# Kurisu-G²

## Documentation/Download Section

## Kt_Gen Docs

## Installation

There’s a Poetry setup to install the project dependencies.

```bash
poetry install
```

then

```bash
poetry env activate
```

There is a need to install special package for spacy, with the following command:
``` python -m spacy download en_core_web_sm ```
or 
``` python -m spacy download fr_core_web_sm```

The Kurisu-G² framework use ollama that can be installed with: 
```curl -fsSL https://ollama.com/install.sh | sh``` 
And then ```ollama pull llama3-8b```

There are `.env` in both kt_gen and faqtorisation folder with a path leading to the `all-MiniLM-L6-v2` folder that needs to be pulled with the command `git clone https://huggingface.co/sentence-transformers/all-MiniLM-L6-v2` 

Warning: this pull needs `git lfs` to be pulled. 

## Launch

I didn’t create Poetry run scripts.
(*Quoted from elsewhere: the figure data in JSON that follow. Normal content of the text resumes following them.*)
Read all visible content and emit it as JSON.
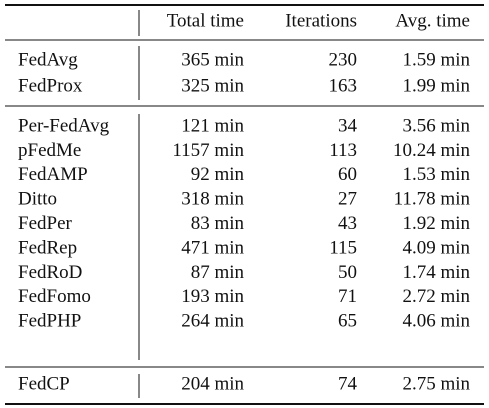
{
  "table": {
    "header": [
      "Total time",
      "Iterations",
      "Avg. time"
    ],
    "groups": [
      [
        [
          "FedAvg",
          "365 min",
          "230",
          "1.59 min"
        ],
        [
          "FedProx",
          "325 min",
          "163",
          "1.99 min"
        ]
      ],
      [
        [
          "Per-FedAvg",
          "121 min",
          "34",
          "3.56 min"
        ],
        [
          "pFedMe",
          "1157 min",
          "113",
          "10.24 min"
        ],
        [
          "FedAMP",
          "92 min",
          "60",
          "1.53 min"
        ],
        [
          "Ditto",
          "318 min",
          "27",
          "11.78 min"
        ],
        [
          "FedPer",
          "83 min",
          "43",
          "1.92 min"
        ],
        [
          "FedRep",
          "471 min",
          "115",
          "4.09 min"
        ],
        [
          "FedRoD",
          "87 min",
          "50",
          "1.74 min"
        ],
        [
          "FedFomo",
          "193 min",
          "71",
          "2.72 min"
        ],
        [
          "FedPHP",
          "264 min",
          "65",
          "4.06 min"
        ]
      ],
      [
        [
          "FedCP",
          "204 min",
          "74",
          "2.75 min"
        ]
      ]
    ]
  }
}
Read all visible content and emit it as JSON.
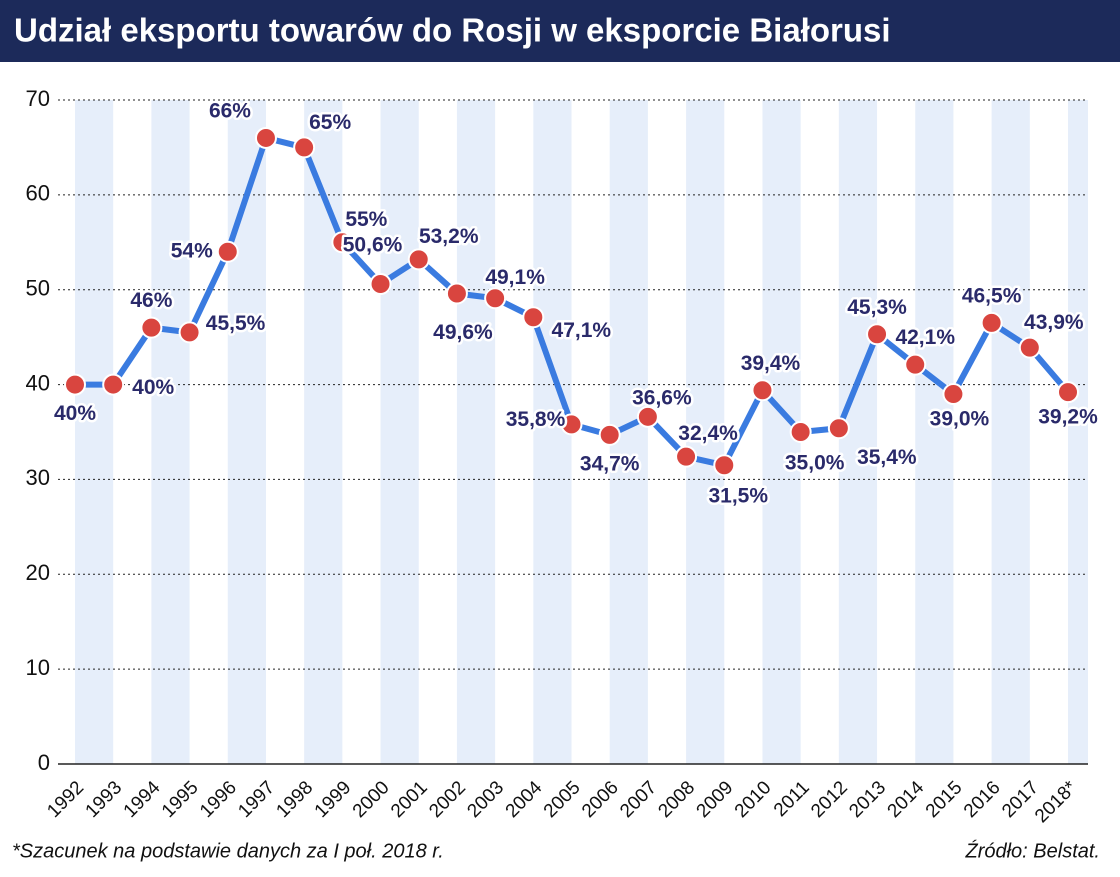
{
  "chart_data": {
    "type": "line",
    "title": "Udział eksportu towarów do Rosji w eksporcie Białorusi",
    "categories": [
      "1992",
      "1993",
      "1994",
      "1995",
      "1996",
      "1997",
      "1998",
      "1999",
      "2000",
      "2001",
      "2002",
      "2003",
      "2004",
      "2005",
      "2006",
      "2007",
      "2008",
      "2009",
      "2010",
      "2011",
      "2012",
      "2013",
      "2014",
      "2015",
      "2016",
      "2017",
      "2018*"
    ],
    "values": [
      40,
      40,
      46,
      45.5,
      54,
      66,
      65,
      55,
      50.6,
      53.2,
      49.6,
      49.1,
      47.1,
      35.8,
      34.7,
      36.6,
      32.4,
      31.5,
      39.4,
      35.0,
      35.4,
      45.3,
      42.1,
      39.0,
      46.5,
      43.9,
      39.2
    ],
    "value_labels": [
      "40%",
      "40%",
      "46%",
      "45,5%",
      "54%",
      "66%",
      "65%",
      "55%",
      "50,6%",
      "53,2%",
      "49,6%",
      "49,1%",
      "47,1%",
      "35,8%",
      "34,7%",
      "36,6%",
      "32,4%",
      "31,5%",
      "39,4%",
      "35,0%",
      "35,4%",
      "45,3%",
      "42,1%",
      "39,0%",
      "46,5%",
      "43,9%",
      "39,2%"
    ],
    "color": "#3a7be0",
    "marker_color": "#d9453f",
    "ylim": [
      0,
      70
    ],
    "yticks": [
      0,
      10,
      20,
      30,
      40,
      50,
      60,
      70
    ],
    "grid": true,
    "footnote": "*Szacunek na podstawie danych za I poł. 2018 r.",
    "source": "Źródło: Belstat."
  }
}
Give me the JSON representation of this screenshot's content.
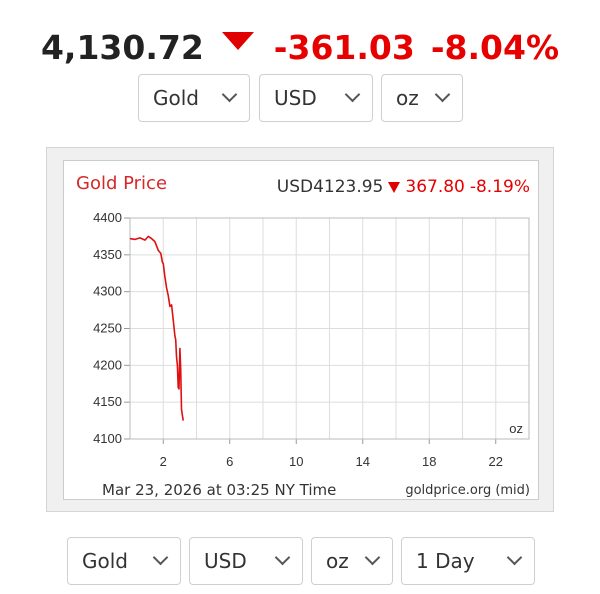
{
  "header": {
    "price": "4,130.72",
    "change": "-361.03",
    "change_pct": "-8.04%",
    "direction_icon": "down-triangle-icon",
    "down_color": "#e60000"
  },
  "top_selectors": {
    "metal": "Gold",
    "currency": "USD",
    "unit": "oz"
  },
  "chart": {
    "title": "Gold Price",
    "quote_price": "USD4123.95",
    "quote_change": "367.80",
    "quote_pct": "-8.19%",
    "unit": "oz",
    "timestamp": "Mar 23, 2026 at 03:25 NY Time",
    "source": "goldprice.org (mid)"
  },
  "chart_data": {
    "type": "line",
    "title": "Gold Price",
    "xlabel": "",
    "ylabel": "",
    "xlim": [
      0,
      24
    ],
    "ylim": [
      4100,
      4400
    ],
    "x_ticks": [
      2,
      6,
      10,
      14,
      18,
      22
    ],
    "y_ticks": [
      4100,
      4150,
      4200,
      4250,
      4300,
      4350,
      4400
    ],
    "grid": true,
    "line_color": "#e01010",
    "series": [
      {
        "x": [
          0,
          0.3,
          0.6,
          0.9,
          1.1,
          1.3,
          1.5,
          1.7,
          1.85,
          1.95,
          2.0,
          2.1,
          2.2,
          2.3,
          2.4,
          2.5,
          2.6,
          2.7,
          2.75,
          2.8,
          2.85,
          2.9,
          2.95,
          3.0,
          3.05,
          3.1,
          3.2
        ],
        "y": [
          4372,
          4371,
          4373,
          4370,
          4375,
          4372,
          4368,
          4356,
          4352,
          4340,
          4338,
          4320,
          4305,
          4295,
          4280,
          4282,
          4262,
          4240,
          4235,
          4212,
          4200,
          4170,
          4168,
          4223,
          4195,
          4140,
          4125
        ]
      }
    ]
  },
  "bottom_selectors": {
    "metal": "Gold",
    "currency": "USD",
    "unit": "oz",
    "range": "1 Day"
  }
}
The main Streamlit pages exposing the features are grouped in the `st_app.py` app and can be accessed by running:

```bash
streamlit run src/kt_gen/st_app.py
```

## Project Structure

The project is organized as follows:
```
├── src
│   ├── kt_gen
│   │   ├── __init__.py
│   │   ├── st_app.py
│   │   ├── utils
│   │   │   ├── __init__.py
│   │   │   ├── llm
│   │   │   ├── streamlit
│   │   │   ├── model
│   │   ├── pages
│   │   ├── knowledge_graph
│   │   │   ├── utils
│   │   │   |    ├── pot_gpu
│   │   ├── examples
```

Scripts related to document graphs are in the `knowledge_graph` folder, utility scripts are in `utils`, and the Streamlit pages are in `pages`.  
All versions using FGW are in `kg_fgw.py`, and the baseline versions are in `kg_base_algo.py`.

Example document graphs are located in the `examples` folder.

The `.env` is used to set the path to the chosen embedding model. By default, it’s HuggingFace’s `all-MiniLM-L6-v2`, which will be downloaded from the web if nothing is specified in `.env`.

The Ollama localhost address is hardcoded to the default port 11434; I haven’t yet migrated this to the `.env`.

The `utils/pot_gpu` folder contains scripts to run approximations of the fused Gromov–Wasserstein distance on GPU, which speeds up processing time on very large knowledge graphs.

## Streamlit Pages

The Streamlit pages are organized as follows:
```
├── pages
│   ├── kg_text_brut.py
│   ├── st_knowledge_cards.py
│   ├── st_question_generation.py
│   ├── st_graph_llm_all.py
```

The `kg_text_brut.py` page lets you create a document graph from raw text.  
The `st_graph_llm_all.py` page is used to test the fused Gromov–Wasserstein distance coded for GPU.
The `st_question_generation.py` file is used to generate questions from a graph.
The `st_knowledge_cards.py` page is the code used to generate documentation thanks to the retrieval of context and the clustering of questions.